Wild nature
From 19/02/2011 to 16/03/2011
Curated by Dores Sacquegna

Uncontaminated nature in its fascinating beauty and the animals that populate it , are the starting point of all the artists involved in the show, each with their own personal style, ready to offer their point of view.
Among parks, savannas, forests, reserves, rivers, the exhibition brings alive, from the North to the South, the unexplored paradise that surrounds us and the habitat of wildlife , herds of buffalo by Elizabeth Levin, gorillas by Sergio Gotti , pelicans which dominate in the water of Pinar Selimoglu, a lone wolf by Chris Rodriguez or that infinite number of small insects that live in the photos made by Nicole Hametner. Wild nature in the photos by Vivien Schmidt.
The concept of ‘wild’ is certainly a cultural construction, based on the assumption that humanity is separate from Nature. Western society has long since ceased to live in harmony with the environment. Nature has become a commodity to be used and abused at will. What once was ‘humanized’ was considered wild, untamable. During the age of progress, modernity brought with it a pronounced dualism that exacerbates the conflict between humanity and nature, between order and chaos. The exploitation of natural resources caused a huge increase in population which led to a subsequent increase of urbanization, squalor, pollution and environmental destruction.
Therefore, the approach to nature can stimulate a recovery of identity, of what has been lost and the importance of respect for biodiversity and the land and animals that inhabit it. Organic architecture promotes harmony between man and nature in the photographs by Sarah Girner, which show through the integration of structures (houses, furniture, etc.), the creation of a new system in balance between the constructed environment and the natural environment, anticipated by the master founder Frank Lloyd Wright in 1939.
Milena Popovic Javonovic shows a series of postcards of cities like Paris, Rome, and New York, noting the weakness of the contemporary city, threatened by external enemies and dark destroyers. The cities represented seem to disintegrate into waterways like a biblical story or emerge from volcanic cracks. The nature of the sophists introduces the concept of a state of nature where man’s behavior does not differ from those of other natural beings based on primal instincts that man retains in spite of the cultural diversity gained over time. The artwork by Massimo Ruiu in “trophy” a black silhouette of a wolf is at the center of the skin, and here emerges the claim that man as a “political animal” as the objectification of the relationship between law and nature.
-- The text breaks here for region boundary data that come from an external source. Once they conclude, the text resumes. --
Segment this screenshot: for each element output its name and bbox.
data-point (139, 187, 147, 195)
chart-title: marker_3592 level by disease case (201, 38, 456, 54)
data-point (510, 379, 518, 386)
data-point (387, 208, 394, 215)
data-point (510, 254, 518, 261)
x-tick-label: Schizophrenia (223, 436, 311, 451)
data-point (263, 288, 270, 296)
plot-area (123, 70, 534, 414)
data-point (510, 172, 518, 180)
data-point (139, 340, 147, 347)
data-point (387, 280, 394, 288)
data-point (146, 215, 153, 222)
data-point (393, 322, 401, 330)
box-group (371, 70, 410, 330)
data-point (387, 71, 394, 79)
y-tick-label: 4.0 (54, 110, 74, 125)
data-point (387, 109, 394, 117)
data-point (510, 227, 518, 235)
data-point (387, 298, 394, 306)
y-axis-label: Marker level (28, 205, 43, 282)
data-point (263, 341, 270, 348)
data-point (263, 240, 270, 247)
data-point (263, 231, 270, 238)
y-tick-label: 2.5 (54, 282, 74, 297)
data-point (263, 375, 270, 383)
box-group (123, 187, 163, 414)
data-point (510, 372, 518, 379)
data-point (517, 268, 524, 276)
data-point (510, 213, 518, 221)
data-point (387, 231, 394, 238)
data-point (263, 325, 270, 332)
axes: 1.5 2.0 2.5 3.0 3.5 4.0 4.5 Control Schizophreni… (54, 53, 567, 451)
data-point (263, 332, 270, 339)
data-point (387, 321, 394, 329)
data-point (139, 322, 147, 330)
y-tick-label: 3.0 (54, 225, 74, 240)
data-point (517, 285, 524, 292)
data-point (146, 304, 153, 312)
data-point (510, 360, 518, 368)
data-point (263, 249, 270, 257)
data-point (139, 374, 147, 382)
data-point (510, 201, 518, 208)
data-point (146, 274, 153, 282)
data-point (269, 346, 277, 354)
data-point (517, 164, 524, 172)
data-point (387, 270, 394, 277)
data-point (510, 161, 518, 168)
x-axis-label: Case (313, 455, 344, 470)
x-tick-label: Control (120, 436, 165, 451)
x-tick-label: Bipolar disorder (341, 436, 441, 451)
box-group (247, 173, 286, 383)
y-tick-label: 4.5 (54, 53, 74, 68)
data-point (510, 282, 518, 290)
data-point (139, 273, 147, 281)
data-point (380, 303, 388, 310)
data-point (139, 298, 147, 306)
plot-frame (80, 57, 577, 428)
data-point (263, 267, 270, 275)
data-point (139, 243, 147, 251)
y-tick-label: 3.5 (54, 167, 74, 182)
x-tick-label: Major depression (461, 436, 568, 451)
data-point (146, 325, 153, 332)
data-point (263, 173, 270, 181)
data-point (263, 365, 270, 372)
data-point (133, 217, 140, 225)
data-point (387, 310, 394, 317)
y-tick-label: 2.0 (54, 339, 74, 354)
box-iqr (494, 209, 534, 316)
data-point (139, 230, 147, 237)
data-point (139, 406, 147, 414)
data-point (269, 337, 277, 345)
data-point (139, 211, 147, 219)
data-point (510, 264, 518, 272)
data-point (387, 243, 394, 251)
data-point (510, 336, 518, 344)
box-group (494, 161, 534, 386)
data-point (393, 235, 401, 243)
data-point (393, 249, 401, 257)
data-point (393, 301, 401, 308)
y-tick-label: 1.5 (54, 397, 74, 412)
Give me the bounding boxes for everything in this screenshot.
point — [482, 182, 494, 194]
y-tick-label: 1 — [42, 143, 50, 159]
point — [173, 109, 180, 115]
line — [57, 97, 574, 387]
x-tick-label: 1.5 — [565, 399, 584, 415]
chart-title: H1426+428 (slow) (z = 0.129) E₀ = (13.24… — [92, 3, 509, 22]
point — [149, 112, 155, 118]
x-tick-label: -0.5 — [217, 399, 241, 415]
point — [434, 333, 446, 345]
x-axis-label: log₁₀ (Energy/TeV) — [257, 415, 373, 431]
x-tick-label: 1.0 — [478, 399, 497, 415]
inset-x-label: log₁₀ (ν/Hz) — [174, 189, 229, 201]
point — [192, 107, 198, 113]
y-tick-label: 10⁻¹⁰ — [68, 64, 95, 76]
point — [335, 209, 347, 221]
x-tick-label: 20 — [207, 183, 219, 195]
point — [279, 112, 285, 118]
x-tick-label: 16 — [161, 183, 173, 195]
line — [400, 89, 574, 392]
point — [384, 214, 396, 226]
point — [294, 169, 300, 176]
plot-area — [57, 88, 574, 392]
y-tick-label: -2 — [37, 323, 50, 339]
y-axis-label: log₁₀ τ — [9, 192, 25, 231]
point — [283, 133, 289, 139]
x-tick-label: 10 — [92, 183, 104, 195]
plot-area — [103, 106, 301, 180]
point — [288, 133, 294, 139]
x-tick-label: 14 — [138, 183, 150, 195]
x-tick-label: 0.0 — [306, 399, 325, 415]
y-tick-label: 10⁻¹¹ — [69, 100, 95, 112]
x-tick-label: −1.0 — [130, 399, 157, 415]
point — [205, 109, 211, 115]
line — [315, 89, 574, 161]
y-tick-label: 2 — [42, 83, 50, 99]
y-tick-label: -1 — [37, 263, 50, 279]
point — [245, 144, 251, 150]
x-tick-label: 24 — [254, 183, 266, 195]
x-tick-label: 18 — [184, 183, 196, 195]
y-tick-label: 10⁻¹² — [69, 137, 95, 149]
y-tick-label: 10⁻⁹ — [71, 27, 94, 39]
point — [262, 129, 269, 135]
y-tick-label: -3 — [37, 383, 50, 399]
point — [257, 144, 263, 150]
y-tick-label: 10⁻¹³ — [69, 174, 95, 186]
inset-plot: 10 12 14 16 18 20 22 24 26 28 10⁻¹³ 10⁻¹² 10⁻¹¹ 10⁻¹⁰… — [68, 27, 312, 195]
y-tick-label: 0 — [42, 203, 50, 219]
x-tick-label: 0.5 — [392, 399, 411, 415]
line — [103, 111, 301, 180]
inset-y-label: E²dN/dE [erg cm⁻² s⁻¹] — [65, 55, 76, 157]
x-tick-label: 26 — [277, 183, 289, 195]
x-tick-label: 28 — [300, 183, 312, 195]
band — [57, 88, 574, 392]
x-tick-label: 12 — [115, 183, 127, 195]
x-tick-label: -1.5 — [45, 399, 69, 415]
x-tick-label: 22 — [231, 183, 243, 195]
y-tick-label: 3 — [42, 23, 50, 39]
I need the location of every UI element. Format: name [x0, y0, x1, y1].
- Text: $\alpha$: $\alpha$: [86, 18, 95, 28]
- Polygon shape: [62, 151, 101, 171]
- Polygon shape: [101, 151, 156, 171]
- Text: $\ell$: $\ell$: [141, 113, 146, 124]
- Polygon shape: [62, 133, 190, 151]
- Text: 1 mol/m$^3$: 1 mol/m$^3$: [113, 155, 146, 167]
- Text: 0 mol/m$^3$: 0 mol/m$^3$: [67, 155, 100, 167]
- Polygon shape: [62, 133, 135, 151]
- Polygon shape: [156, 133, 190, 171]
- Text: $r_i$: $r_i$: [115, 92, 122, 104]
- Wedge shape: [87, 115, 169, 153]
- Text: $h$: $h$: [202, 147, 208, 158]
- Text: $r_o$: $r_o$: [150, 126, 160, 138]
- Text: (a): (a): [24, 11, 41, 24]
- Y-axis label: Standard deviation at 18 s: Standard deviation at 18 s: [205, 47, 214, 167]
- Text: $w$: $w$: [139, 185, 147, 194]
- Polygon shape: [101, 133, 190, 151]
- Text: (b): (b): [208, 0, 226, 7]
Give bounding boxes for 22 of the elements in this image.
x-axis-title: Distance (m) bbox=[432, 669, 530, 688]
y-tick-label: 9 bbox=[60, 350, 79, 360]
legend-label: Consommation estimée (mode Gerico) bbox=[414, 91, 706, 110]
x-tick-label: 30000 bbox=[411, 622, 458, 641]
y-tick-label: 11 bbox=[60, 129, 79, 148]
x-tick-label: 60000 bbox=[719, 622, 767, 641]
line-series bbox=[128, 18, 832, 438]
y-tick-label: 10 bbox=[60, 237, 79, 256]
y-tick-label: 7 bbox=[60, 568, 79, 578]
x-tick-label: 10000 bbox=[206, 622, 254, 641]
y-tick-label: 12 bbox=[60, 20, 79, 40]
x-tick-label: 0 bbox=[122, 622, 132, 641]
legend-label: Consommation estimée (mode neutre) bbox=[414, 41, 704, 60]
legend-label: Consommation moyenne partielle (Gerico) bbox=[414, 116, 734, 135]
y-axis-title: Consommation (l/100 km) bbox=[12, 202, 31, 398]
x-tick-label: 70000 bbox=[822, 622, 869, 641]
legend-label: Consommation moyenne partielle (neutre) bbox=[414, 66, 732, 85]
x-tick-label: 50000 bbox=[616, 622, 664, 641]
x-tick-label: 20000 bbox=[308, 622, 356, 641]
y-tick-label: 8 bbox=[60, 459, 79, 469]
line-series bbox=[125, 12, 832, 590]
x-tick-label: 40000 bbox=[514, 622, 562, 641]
East and West, in the archaic totems by Greek Polyxene Kasda, as a mantra for the regeneration of nature to recover the ancient relationship between body and spirit. In nature, there is a secret plot by mysterious influences that man, because of microcosm reflecting macrocosm in itself, can enter because he is basically akin to nature as shown in the images of Jean Peterson.
Democritus’s conception of nature as pure matter, can bee seen on the iron sculpture “Tree of infinity” by Salvatore Sava, an aggregation of atoms made up of many circles and magic symbols that interlock to form the structure of a tree that stands to up. Defined bodies of perceived reality and their break-up seems to give back to nature itself its basic elements, in a purely mechanistic phenomenology that does not need anything else to happen. Portions of the sky, land and sea in the works by Kumiko Tamura, Elinore Bucholtz and Krister Paleologos.
Iginio Iurilli, with emphasis on ecological issues through a three-dimensional expression that inspired to create ,since the early ’90s, sculptures and bas-reliefs carved in wood and clay, covered with salt or marble dust or desert sand and sea urchins and large flowers.
Fascinated with blue Giulio De Mitri, who in all his works (installations, light boxes, photographs and video) is constantly researching light. When installing light “flutter”, the artist with sophisticated digital processing recovers the relationship between man and nature, thanks to an operation of alchemy in modern variations of monochromatic blue. A butterfly in the center of a bronze bowl that is projected upward which is a blue sky and sea. The exhibition flows through a path of photographs, paintings, videos and installations, related to the concept of wilderness, through a comparison with nature, allowing man to know and to not lose sight of its limits. Therefore to understand how far one can go in one’s life.